Tuesday 13 March 2012

A Syrian Situation

A small headline at the bottom of the front page of the Times this morning caught my eye. It said 'Mass Murder Claims'. Nothing new there, I thought to myself, and half-wanting to drag my eyes away to read about something less gruesome, I sipped my latte and reluctantly scanned down the small piece.

30 minutes later, I realised today was the day. Today was the day I stopped turning a blind eye and a deaf ear to events unfolding in Syria, because having read what I read, and knowing what I now know, how can I? I've avoided the news, avoided the tv programmes, thought, "Oh, that's terrible!" when Marie Colvin, the Sunday Times journalist, was killed alongside her French counterpart in the Syrian city of Homs, and then thought little more of it.

But I could barely believe what I was reading this morning. Between 45 and 50 (depending on which paper you read) women and children murdered in Homs on Sunday. According to reports, there were around 26 children and 21 women who were killed - some with their throats cut, some with their 'heads mashed in', some set on fire. 4 of the children were only aged 5 or 6. 19 of the women were raped. 1 was pregnant.

Both government forces and Syrian opposition are denying responsibility for the massacre, but it seems to be largely accepted that this was the work of President Basahr Al-Assad's regime, who are desperately trying to opress opposition forces. 

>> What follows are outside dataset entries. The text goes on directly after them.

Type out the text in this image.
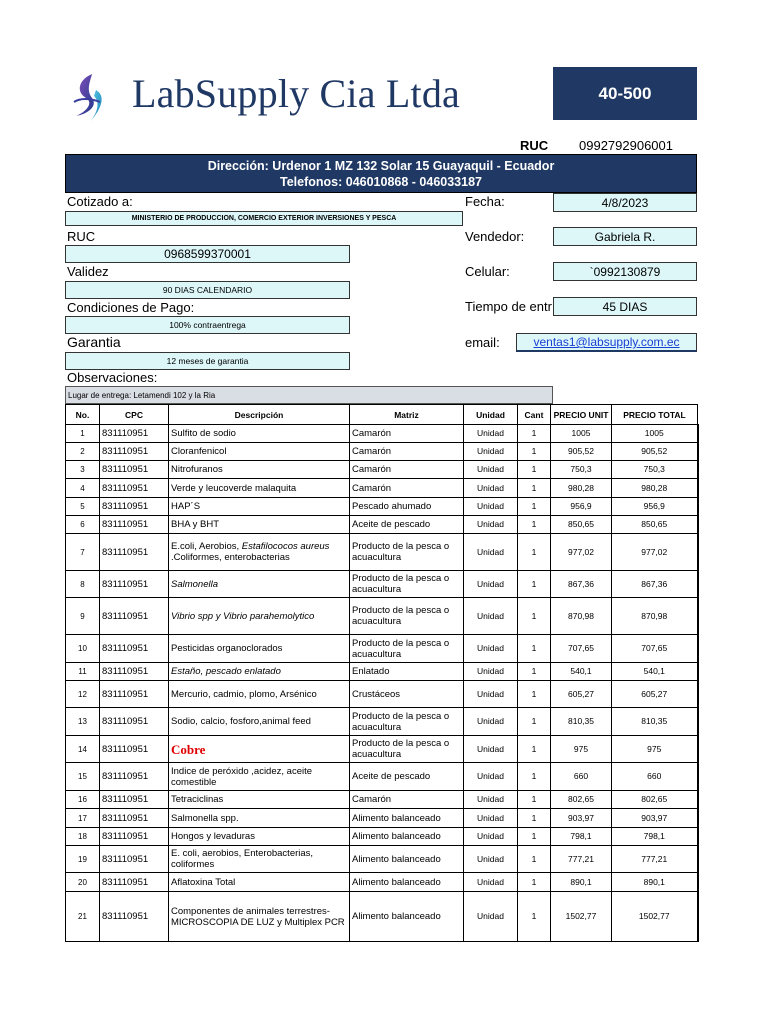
LabSupply Cia Ltda	40-500
RUC 0992792906001
Dirección: Urdenor 1 MZ 132 Solar 15 Guayaquil - Ecuador
Telefonos: 046010868 - 046033187
Cotizado a:
MINISTERIO DE PRODUCCION, COMERCIO EXTERIOR INVERSIONES Y PESCA
RUC
0968599370001
Validez
90 DIAS CALENDARIO
Condiciones de Pago:
100% contraentrega
Garantia
12 meses de garantia
Observaciones:
Fecha:	4/8/2023
Vendedor:	Gabriela R.
Celular:	`0992130879
Tiempo de entr	45 DIAS
email:	ventas1@labsupply.com.ec
Lugar de entrega: Letamendi 102 y la Ria
No.	CPC	Descripción	Matriz	Unidad	Cant	PRECIO UNIT	PRECIO TOTAL
1	831110951	Sulfito de sodio	Camarón	Unidad	1	1005	1005
2	831110951	Cloranfenicol	Camarón	Unidad	1	905,52	905,52
3	831110951	Nitrofuranos	Camarón	Unidad	1	750,3	750,3
4	831110951	Verde y leucoverde malaquita	Camarón	Unidad	1	980,28	980,28
5	831110951	HAP´S	Pescado ahumado	Unidad	1	956,9	956,9
6	831110951	BHA y BHT	Aceite de pescado	Unidad	1	850,65	850,65
7	831110951	E.coli, Aerobios, Estafilococos aureus .Coliformes, enterobacterias	Producto de la pesca o acuacultura	Unidad	1	977,02	977,02
8	831110951	Salmonella	Producto de la pesca o acuacultura	Unidad	1	867,36	867,36
9	831110951	Vibrio spp y Vibrio parahemolytico	Producto de la pesca o acuacultura	Unidad	1	870,98	870,98
10	831110951	Pesticidas organoclorados	Producto de la pesca o acuacultura	Unidad	1	707,65	707,65
11	831110951	Estaño, pescado enlatado	Enlatado	Unidad	1	540,1	540,1
12	831110951	Mercurio, cadmio, plomo, Arsénico	Crustáceos	Unidad	1	605,27	605,27
13	831110951	Sodio, calcio, fosforo,animal feed	Producto de la pesca o acuacultura	Unidad	1	810,35	810,35
14	831110951	Cobre	Producto de la pesca o acuacultura	Unidad	1	975	975
15	831110951	Indice de peróxido ,acidez, aceite comestible	Aceite de pescado	Unidad	1	660	660
16	831110951	Tetraciclinas	Camarón	Unidad	1	802,65	802,65
17	831110951	Salmonella spp.	Alimento balanceado	Unidad	1	903,97	903,97
18	831110951	Hongos y levaduras	Alimento balanceado	Unidad	1	798,1	798,1
19	831110951	E. coli, aerobios, Enterobacterias, coliformes	Alimento balanceado	Unidad	1	777,21	777,21
20	831110951	Aflatoxina Total	Alimento balanceado	Unidad	1	890,1	890,1
21	831110951	Componentes de animales terrestres- MICROSCOPIA DE LUZ y Multiplex PCR	Alimento balanceado	Unidad	1	1502,77	1502,77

Reading these facts made me feel physically sick. I looked around the coffee shop I was sitting in. It was busy with morning trade, older people clearly part of a walking group, a large table of mums and babies, pushchairs grouped round the table like a line of defence. All laughing, chatting, soothing the kids. What would those Syrian women have given, I thought, for this? Just the normal every day freedom that we in the West take for granted. Just the basic human right to live our lives.

And I wondered why this was just a small column in the newspaper. It was one of the most sickening things I'd ever read. Researching more on the internet, reading reports from newspapers, CNN, and the BBC, this is the latest (probably not even that by now) in a line of almost 9,000 murders of Syrian civilians in a year. Like a lot of people, I'd probably not really paid much attention to these events, coming as they do, far down the line of 'Arab Spring' atrocities which we in the West have been drip-fed almost daily since the outbreak of upsurgance in the Middle East in December 2010. Eygpt, Libya, Iran, Syria...sometimes it all seems to blur into one. The politics are enough to make your head spin. There are opposition parties, activists, Security Councils, United Nations, treaties, government officials and human rights groups banded about like political confetti. Terms of slaughter are thrown at us from the media on a daily basis, to the point of saturation, and Afghanistan and Syria merge into one cesspit of human tragedy.

But what kind of regime attacks its own most vulnerable citizens in this way? What kind of man takes a knife, a rock, a match, to his own people, to a young child? Civilians being treated in hospitals, apparently, are now becoming victims of torture in their beds. And yet Britain, no doubt wary of further military involvment in yet another conflict which 'isn't our war', hops around on the sidelines, wringing its hands; the US, on similar shaky ground, leaves the platitudes to Secretary Of State, Hillary Clinton, and urges the international community to join in condemning Syria's "horrific campaign of violence" against it's own people. Right, Hils. That'll scare them.

Tellingly, given Britain and the US's reluctance to commit any form of military allegiance to the Syrian opposition forces, there are two countries whose voices have not been heard condeming President Assad: Russia and China. Russia, whilst being diplomatically pressurised by Clinton and William Hague, the Foreign Secretary, to stand with them in backing the UN against Assad, is known to be supplying the Syrian government with the arms it's using to butcher its own people; the landmines being planted along the border with Turkey to blow up Syrian refugees as they are flushed out of their villages and towns are Russian-supplied landmines. The fetid stink around world politics is growing, as the humanitarian situation becomes more and more desperate. 

As Paul Conroy, the Sunday Times journalist who was seriously injured in the attack which killed Marie Colvin, said in an interview with CNN, "It's really hard when you've got people presenting you with bits of people saying, 'Why aren't you helping?' What can I tell them? It's not like we don't know what's happening any more. We do know."

And then there are these people. Entirely innocent, except of being Syrian civilians in a volatile environment; women and children, just going about their every day lives of repression and political silence. Look around you today - count 26 women as you walk down the street. Count 21 children as you pick up your kids from school or nursery, or on your way home from work. Think of all your friends who are women, and the freedom we take for granted every day. And then imagine what those Syrian women felt, unable to protect their children or themselves, unable to speak out. Utterly helpless.

It's too easy to think 'There's nothing I can do', and to get on with your every day life, with its own problems and situations. But please just take time to read about the events in Syria, to arm yourself with knowledge, however minimal; think about it, imagine if this was happening to you; talk about it, tweet about it; don't ignore it #helpSyria.